The defendant is a citizen and resident of New York, and there has been no sufficient service upon him in this Commonwealth. Service has been made by publication, and by delivery of a copy to the committee of the property of the defendant in New York, where he had been adjudged to be a lunatic.

It is obvious that no personal decree can be rendered against the defendant. In Spurr v. Scoville, 3 Cush. 578, it was held *504that a person who had agreed to purchase land in this Commonwealth could not maintain a bill in equity against the person who had agreed to sell it for specific performance, where the defendant resided out of the Commonwealth and had not been served with process here. This was put on the ground that, the suit being in personam, there was no party defendant before the court, and the court was unable to proceed to any decree.

The plaintiffs, however, contend that the case at bar falls within the purview of the Pub. Sts. c. 141, § 22. This statute was first passed in 1845, and was re-enacted in the General Statutes. St. 1845, c. 64. Gen. Sts. c. 100, § 15. It was in force when Spurr v. Scoville, above cited, was decided, but was not referred to by the court. The language of the statute as it now stands is as follows: “ When á person seised or possessed of real or personal estate, or of an interest therein, upon a trust, express or implied, is under the age of twenty-one years, insane, out of the Commonwealth, or not amenable to the process of any court therein which has equity powers, and when in the opinion of the Supreme Judicial Court or of a probate court it is fit that a sale should be made of such estate or of' an interest therein, or that a conveyance or transfer should be made thereof in order to carry into effect the objects of the trust, the court may by decree direct such sale, conveyance, or transfer to be, made, and may appoint some suitable person in the place of such trustee to sell, convey, or transfer the same in such manner as it may require.
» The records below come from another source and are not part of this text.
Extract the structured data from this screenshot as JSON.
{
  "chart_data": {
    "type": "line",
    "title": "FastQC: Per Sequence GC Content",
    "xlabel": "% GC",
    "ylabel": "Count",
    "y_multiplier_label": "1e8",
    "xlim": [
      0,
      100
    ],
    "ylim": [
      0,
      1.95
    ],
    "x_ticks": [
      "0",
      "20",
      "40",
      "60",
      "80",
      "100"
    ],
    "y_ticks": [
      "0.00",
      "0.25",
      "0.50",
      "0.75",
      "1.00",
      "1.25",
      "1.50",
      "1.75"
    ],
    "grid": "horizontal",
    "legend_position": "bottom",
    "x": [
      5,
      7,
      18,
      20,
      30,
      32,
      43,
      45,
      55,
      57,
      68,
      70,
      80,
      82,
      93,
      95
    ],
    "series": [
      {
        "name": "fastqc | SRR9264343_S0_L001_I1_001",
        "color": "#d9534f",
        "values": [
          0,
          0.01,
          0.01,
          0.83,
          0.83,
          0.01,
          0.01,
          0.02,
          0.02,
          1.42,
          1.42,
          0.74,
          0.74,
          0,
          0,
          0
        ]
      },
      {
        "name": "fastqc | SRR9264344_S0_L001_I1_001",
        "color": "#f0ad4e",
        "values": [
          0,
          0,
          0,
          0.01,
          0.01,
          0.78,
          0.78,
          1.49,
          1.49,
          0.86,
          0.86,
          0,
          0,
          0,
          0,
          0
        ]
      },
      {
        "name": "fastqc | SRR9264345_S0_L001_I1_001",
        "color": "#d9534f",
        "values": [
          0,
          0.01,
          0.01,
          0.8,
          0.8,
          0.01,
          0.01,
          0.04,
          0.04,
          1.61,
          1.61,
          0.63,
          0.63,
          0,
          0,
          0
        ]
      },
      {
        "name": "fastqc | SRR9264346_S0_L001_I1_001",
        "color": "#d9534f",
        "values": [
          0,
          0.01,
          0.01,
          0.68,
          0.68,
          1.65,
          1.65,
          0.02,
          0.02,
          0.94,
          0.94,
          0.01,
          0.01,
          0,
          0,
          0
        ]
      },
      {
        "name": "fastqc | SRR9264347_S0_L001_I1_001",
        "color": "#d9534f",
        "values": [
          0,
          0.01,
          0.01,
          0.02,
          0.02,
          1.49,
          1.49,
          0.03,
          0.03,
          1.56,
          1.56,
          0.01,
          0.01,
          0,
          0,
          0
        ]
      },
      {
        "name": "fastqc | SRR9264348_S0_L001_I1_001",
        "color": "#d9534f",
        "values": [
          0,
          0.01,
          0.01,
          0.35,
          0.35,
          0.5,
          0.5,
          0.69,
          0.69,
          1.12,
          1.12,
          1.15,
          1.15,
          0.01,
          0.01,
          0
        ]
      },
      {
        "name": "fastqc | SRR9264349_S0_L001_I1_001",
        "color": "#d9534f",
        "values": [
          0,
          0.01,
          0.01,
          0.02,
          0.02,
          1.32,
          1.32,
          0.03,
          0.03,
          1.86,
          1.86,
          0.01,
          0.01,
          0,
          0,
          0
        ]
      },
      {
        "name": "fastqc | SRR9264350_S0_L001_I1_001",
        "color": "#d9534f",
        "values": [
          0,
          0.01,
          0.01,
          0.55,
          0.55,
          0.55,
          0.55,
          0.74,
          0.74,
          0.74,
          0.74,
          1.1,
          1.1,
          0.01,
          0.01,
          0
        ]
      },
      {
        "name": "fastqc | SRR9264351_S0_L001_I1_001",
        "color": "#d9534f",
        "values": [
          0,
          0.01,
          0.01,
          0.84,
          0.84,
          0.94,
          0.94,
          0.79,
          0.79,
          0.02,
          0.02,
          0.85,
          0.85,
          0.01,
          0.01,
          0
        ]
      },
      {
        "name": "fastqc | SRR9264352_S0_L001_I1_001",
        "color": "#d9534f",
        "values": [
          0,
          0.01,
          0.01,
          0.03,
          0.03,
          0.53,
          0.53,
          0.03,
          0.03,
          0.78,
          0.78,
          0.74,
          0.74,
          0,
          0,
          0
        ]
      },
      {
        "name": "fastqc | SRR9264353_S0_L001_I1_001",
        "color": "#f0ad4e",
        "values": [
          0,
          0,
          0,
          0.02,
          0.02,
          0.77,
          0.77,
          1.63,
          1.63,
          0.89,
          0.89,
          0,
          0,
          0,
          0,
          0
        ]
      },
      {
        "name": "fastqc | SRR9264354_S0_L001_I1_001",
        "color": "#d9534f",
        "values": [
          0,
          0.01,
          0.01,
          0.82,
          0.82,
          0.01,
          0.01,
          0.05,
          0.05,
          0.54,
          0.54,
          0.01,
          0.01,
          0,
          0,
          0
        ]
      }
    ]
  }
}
If a person so seised or possessed of an estate, or entitled thereto upon a trust, is within the jurisdiction of the court, he or his guardian may be ordered to make such conveyances as the court may deem proper.”

The case of Felch v. Hooper, 119 Mass. 52, was similar to that of Spurr v. Scoville, with these additional facts. The plaintiff had paid or tendered the consideration, and had by the defendant’s permission entered upon the land and made improvements thereon. Under these circumstances it was held that he had an equitable title to the land which he could enforce by a conveyance made by a trustee appointed by the court, under the Gen. Sts. c. 100, § 15.

In Desper v. Continental Water Meter Co. 137 Mass. 252, it was held that this court had no jurisdiction of a bill in equity *505by a citizen of this Commonwealth against a foreign corporation having a usual place of business here for specific performance of an agreement to assign and convey letters patent of the United States, and personal chattels situated here, where there was no valid service upon the corporation; and it was said by Mr. Justice Field, in delivering the opinion of the court, “ We are of opinion that this case is not within the purview of the Pub. Sts. c. 141, § 22.”

T. M. Stetson <f* B. B. Stetson, for the plaintiffs. J. L. Thorndike, (R. B. Forbes with him,) for the defendant.

The distinction between these cases seems to be that where the relation between the parties is simply that of contract, namely, where one agrees to sell and the other to buy, there is correctly speaking no trust created, but merely “ a contract of sale and purchase of which a court of equity will under certain circumstances decree a specific performance.” But where the person agreeing to purchase has been allowed by the owner to enter upon the land and make improvements, there is a trust created in his favor. See Rayner v. Preston, 18 Ch. D. 1, 6, 10, 11, 13; In re Cuming, L. R. 5 Ch. 72; In re Colling, 32 Ch. D. 333, 336.

However this may be, we are of opinion that the statute is not applicable to a person who has agreed to purchase; and that the court has no power under it to compel him to accept a conveyance, where the court cannot bind him personally by its decree. Bill dismissed.